Ce qui change en 2013 à l’impôt des sociétés

23/04/2013 - Pierre-François Coppens, service d'études de l'IEC

Nous vous livrons en résumé les principaux changements qui affecteront l’impôt des sociétés en 2013.

1. Déduction pour capital à risque

Le régime des intérêts notionnels a subi plusieurs modifications. En ce qui concerne le taux de la déduction pour capital à risque, celui-ci passera, pour l’exercice d’imposition 2014, de 3 % à 2,742 %. Pour les PME, le pourcentage sera de 3,242 %, au lieu de 3,50 %  précédemment. Depuis l’exercice d’imposition 2013, les intérêts notionnels qui n’ont pu être déduits de la base imposable de la société, suite à l’insuffisance de bénéfice imposable, ne sont plus reportables sur les sept périodes imposables suivantes. Le stock  d’intérêts notionnels qui est antérieur à l’année 2012 reste reportable mais dans certaines limites. Une autre mesure devant surtout frapper les grandes sociétés a été instaurée lors du dernier conclave budgétaire de mars 2013 : l’interdiction du cumul du régime RDT avec la déduction pour capital à risque. La déduction RDT sera prioritaire. Ce n’est que si la société ne satisfait pas aux conditions du régime RDT que la déduction pour capital à risque sera permise.

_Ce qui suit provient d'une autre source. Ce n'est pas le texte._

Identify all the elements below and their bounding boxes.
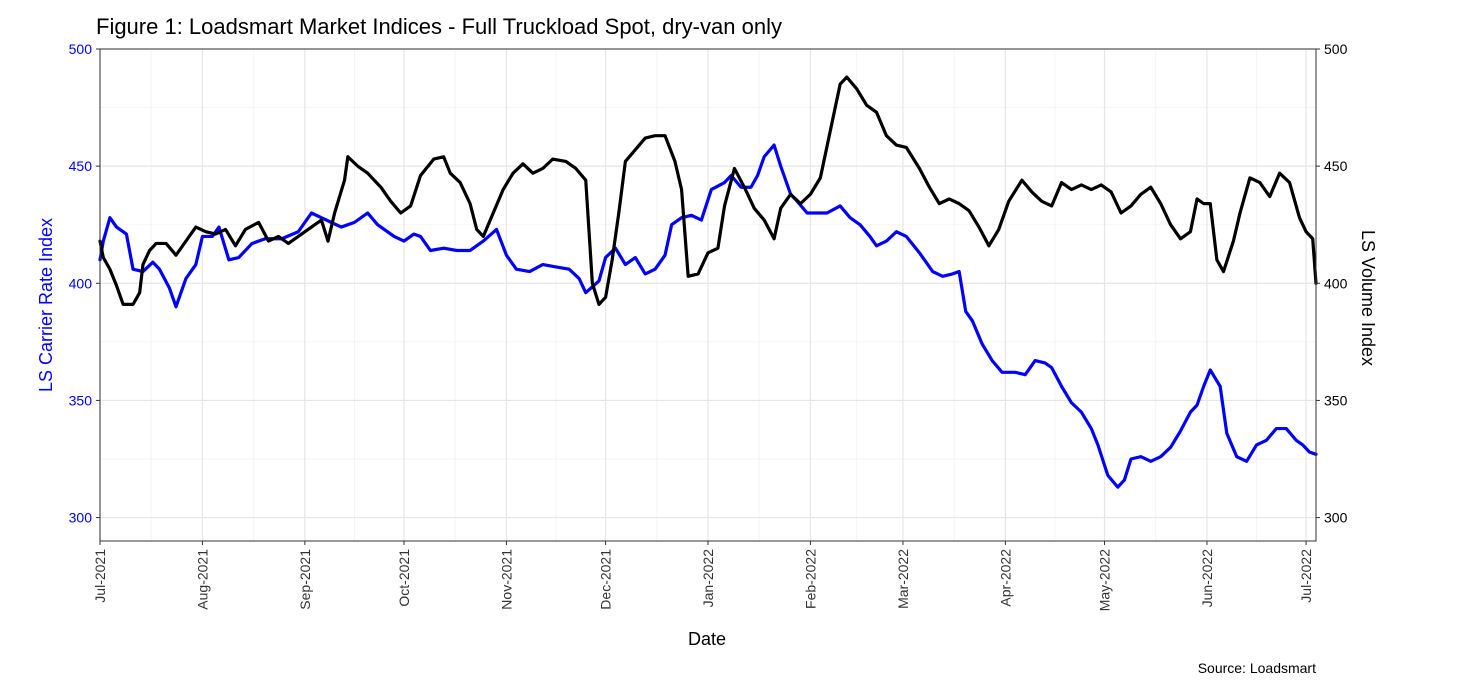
x-axis-title: Date <box>688 629 726 649</box>
x-tick-label: Sep-2021 <box>297 549 313 610</box>
left-axis: 300 350 400 450 500 <box>69 41 100 526</box>
right-axis-title: LS Volume Index <box>1358 230 1378 366</box>
right-axis: 300 350 400 450 500 <box>1316 41 1348 526</box>
x-tick-label: Jul-2021 <box>92 549 108 603</box>
right-tick-label: 500 <box>1324 41 1348 57</box>
left-tick-label: 300 <box>69 510 93 526</box>
left-axis-title: LS Carrier Rate Index <box>36 218 56 392</box>
series-line-volume-index <box>98 75 1318 306</box>
x-tick-label: Aug-2021 <box>194 549 210 610</box>
x-axis: Jul-2021 Aug-2021 Sep-2021 Oct-2021 Nov-2021… <box>92 541 1314 611</box>
left-tick-label: 400 <box>69 275 93 291</box>
right-tick-label: 400 <box>1324 275 1348 291</box>
x-tick-label: May-2022 <box>1097 549 1113 611</box>
grid <box>99 48 1316 541</box>
left-tick-label: 450 <box>69 158 93 174</box>
right-tick-label: 350 <box>1324 392 1348 408</box>
left-tick-label: 350 <box>69 392 93 408</box>
source-caption: Source: Loadsmart <box>1198 660 1316 676</box>
x-tick-label: Oct-2021 <box>396 549 412 607</box>
left-tick-label: 500 <box>69 41 93 57</box>
x-tick-label: Jul-2022 <box>1298 549 1314 603</box>
x-tick-label: Feb-2022 <box>802 549 818 609</box>
x-tick-label: Nov-2021 <box>498 549 514 610</box>
right-tick-label: 300 <box>1324 510 1348 526</box>
x-tick-label: Dec-2021 <box>598 549 614 610</box>
chart-title: Figure 1: Loadsmart Market Indices - Ful… <box>96 14 782 39</box>
x-tick-label: Jun-2022 <box>1199 549 1215 608</box>
series-layer <box>98 75 1318 489</box>
right-tick-label: 450 <box>1324 158 1348 174</box>
x-tick-label: Jan-2022 <box>700 549 716 608</box>
x-tick-label: Mar-2022 <box>895 549 911 609</box>
x-tick-label: Apr-2022 <box>997 549 1013 607</box>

2. Taxation des plus-values sur actions

À partir de l’exercice d’imposition 2014, les entreprises qui ne répondent pas à la définition de PME, au sens de l’article 15 du Code des sociétés, subiront une taxation au taux distinct de 0,412 % sur les plus-values réalisées lors de la vente d’actions. Les moins-values sur actions subies par ces sociétés ne deviennent pas pour autant déductibles. Cette taxe est due même si la société est en perte, dispose de RDT déductible ou de la déduction pour capital à risque. Rappelons que cette taxation de 0,412 % s’ajoute à la taxe de 25,75 % qui est déjà due en cas de cession d’actions dans un délai inférieur à un an de leur acquisition ou au taux de l’impôt des sociétés lorsque la condition de taxation relative à la société dont les titres sont vendus n’est pas remplie.

3. Tax shelter

Selon l’avant-projet de loi portant des dispositions fiscales et financières, les principales modifications applicables au régime du « Tax shelter » (à partir du 1er juillet 2013) seraient les suivantes :

  • au moins 70 % du budget devrait être directement utilisé afin de financer les coûts de production et d’exploitation ;
  • au moins 90 % des coûts de production et d’exploitation devraient avoir lieu en Belgique ;
  • pour les films d’animation, la période pendant laquelle les dépenses de production et d’exploitation doivent être effectuées serait étendue à 24 mois (au lieu de 18 actuellement) ;
  • limitation du rendement, en relation avec l’acquisition des droits de propriété ;
  • la non-déductibilité des dépenses liées aux droits de propriété ne pourrait plus être évitée par un transfert desdits droits à un tiers (mesure anti-abus). 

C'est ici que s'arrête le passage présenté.